Improving Robotic Manipulation: Techniques for Object Pose Estimation, Accommodating Positional Uncertainty, and Disassembly Tasks from Examples

TL;DR

This paper advances robotic manipulation by integrating tactile sensing and reinforcement learning to improve object pose estimation, handle positional uncertainty, and perform disassembly tasks efficiently from human examples.

Contribution

It introduces novel techniques combining tactile sensing and reinforcement learning for better manipulation in unstructured environments, addressing pose estimation and task execution from examples.

Findings

Tactile sensing improves object pose accuracy under occlusion.

Reinforcement learning reduces grasp attempts amid positional uncertainty.

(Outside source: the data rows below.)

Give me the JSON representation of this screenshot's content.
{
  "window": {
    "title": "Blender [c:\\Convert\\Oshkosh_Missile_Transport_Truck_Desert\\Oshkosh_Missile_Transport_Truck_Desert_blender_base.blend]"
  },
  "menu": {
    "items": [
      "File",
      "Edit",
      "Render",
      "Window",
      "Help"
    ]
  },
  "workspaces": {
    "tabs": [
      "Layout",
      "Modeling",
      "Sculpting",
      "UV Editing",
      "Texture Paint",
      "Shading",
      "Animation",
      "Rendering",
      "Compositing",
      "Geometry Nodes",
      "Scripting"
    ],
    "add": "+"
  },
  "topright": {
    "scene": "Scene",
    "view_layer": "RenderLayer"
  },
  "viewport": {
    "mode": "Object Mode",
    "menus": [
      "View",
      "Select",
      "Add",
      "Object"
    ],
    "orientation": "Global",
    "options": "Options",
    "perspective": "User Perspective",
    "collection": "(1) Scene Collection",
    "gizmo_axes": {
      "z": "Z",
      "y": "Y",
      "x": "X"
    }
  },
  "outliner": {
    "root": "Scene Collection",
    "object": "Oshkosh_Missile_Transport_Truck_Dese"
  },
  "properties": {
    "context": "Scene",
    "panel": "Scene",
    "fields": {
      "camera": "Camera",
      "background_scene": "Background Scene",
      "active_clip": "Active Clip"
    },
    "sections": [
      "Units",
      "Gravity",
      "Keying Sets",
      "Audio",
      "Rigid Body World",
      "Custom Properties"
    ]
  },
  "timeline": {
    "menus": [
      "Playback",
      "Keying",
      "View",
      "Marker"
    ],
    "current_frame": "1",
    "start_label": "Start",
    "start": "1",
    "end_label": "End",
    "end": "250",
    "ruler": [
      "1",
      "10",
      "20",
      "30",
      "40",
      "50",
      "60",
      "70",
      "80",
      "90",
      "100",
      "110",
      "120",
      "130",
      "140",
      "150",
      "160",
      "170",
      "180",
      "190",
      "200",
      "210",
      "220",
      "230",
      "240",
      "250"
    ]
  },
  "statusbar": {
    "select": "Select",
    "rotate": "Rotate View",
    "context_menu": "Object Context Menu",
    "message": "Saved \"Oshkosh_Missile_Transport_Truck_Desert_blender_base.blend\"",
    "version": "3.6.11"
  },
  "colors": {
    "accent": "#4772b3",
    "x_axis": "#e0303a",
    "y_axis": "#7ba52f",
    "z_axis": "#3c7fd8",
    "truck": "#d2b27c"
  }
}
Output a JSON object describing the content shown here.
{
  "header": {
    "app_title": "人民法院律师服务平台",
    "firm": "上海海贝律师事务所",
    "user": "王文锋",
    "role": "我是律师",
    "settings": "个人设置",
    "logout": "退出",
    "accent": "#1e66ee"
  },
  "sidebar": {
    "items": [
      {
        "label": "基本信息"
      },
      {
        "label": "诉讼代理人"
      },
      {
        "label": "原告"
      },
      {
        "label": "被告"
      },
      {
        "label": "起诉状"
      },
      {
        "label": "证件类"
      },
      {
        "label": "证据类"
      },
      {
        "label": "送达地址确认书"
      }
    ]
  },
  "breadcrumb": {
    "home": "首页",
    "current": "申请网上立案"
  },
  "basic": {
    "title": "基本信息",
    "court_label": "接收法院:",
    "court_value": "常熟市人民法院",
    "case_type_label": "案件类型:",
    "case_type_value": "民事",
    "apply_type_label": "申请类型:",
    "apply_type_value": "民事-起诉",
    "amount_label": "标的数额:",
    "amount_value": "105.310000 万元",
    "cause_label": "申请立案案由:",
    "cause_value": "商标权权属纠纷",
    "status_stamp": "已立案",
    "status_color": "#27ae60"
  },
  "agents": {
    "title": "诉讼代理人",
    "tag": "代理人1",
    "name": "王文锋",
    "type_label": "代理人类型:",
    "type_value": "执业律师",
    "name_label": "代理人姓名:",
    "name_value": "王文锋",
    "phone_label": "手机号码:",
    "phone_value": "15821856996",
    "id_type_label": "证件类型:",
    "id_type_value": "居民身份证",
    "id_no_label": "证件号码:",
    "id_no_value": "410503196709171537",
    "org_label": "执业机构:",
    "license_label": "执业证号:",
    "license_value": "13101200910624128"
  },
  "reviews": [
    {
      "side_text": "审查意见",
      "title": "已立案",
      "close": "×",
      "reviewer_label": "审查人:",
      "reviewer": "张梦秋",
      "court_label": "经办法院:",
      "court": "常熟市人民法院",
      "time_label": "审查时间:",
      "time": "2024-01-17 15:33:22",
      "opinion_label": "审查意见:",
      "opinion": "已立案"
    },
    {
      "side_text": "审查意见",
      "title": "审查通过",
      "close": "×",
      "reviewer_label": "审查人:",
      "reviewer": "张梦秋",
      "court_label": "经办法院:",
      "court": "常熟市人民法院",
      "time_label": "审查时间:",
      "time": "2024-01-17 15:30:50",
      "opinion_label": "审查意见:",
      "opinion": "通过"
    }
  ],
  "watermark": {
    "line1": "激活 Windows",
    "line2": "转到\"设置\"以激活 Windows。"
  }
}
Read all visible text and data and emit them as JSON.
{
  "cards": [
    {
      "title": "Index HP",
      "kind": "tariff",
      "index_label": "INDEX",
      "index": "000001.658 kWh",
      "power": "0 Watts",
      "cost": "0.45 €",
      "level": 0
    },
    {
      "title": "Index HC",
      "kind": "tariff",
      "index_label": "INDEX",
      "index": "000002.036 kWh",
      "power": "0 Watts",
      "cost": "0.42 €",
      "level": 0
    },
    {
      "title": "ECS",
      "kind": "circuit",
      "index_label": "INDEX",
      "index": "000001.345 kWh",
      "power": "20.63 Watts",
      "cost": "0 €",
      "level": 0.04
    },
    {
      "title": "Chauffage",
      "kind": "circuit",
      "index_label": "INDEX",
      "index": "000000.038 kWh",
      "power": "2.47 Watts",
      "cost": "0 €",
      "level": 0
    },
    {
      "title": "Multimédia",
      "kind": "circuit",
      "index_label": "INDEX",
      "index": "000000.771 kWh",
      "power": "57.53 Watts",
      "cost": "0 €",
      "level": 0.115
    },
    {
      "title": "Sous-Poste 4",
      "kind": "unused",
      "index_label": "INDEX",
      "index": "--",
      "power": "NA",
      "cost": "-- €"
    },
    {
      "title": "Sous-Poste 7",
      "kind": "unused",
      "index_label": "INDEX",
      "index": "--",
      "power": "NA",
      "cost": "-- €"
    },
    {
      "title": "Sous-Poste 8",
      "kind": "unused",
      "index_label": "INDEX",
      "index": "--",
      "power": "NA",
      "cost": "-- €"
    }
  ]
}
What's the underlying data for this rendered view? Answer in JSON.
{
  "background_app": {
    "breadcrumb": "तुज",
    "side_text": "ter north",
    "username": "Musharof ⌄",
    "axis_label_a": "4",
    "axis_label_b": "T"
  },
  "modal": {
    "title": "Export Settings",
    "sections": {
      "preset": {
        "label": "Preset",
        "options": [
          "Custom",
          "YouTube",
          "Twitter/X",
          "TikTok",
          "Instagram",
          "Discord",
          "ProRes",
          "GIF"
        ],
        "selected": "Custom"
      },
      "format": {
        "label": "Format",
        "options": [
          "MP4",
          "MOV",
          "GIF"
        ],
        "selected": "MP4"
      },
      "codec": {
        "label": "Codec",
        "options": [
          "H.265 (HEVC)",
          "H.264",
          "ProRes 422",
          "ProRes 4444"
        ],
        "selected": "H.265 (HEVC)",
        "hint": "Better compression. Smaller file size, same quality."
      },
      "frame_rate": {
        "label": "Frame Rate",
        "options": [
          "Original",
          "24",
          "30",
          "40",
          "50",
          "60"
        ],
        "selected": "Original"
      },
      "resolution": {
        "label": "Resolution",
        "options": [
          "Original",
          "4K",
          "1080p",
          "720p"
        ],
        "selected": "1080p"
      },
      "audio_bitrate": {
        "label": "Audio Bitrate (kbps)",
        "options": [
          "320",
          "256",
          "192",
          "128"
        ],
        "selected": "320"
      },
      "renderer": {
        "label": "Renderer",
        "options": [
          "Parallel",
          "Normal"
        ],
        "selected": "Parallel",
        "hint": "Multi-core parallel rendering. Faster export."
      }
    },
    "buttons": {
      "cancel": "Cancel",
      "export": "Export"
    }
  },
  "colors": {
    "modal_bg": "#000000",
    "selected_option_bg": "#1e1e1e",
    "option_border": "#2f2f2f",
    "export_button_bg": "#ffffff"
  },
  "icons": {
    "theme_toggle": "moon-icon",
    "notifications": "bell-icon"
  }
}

Learning from human examples accelerates disassembly task training.

Abstract

To use robots in more unstructured environments, we have to accommodate for more complexities. Robotic systems need more awareness of the environment to adapt to uncertainty and variability. Although cameras have been predominantly used in robotic tasks, the limitations that come with them, such as occlusion, visibility and breadth of information, have diverted some focus to tactile sensing. In this thesis, we explore the use of tactile sensing to determine the pose of the object using the temporal features. We then use reinforcement learning with tactile collisions to reduce the number of attempts required to grasp an object resulting from positional uncertainty from camera estimates. Finally, we use information provided by these tactile sensors to a reinforcement learning agent to determine the trajectory to take to remove an object from a restricted passage while reducing training time by pertaining from human examples.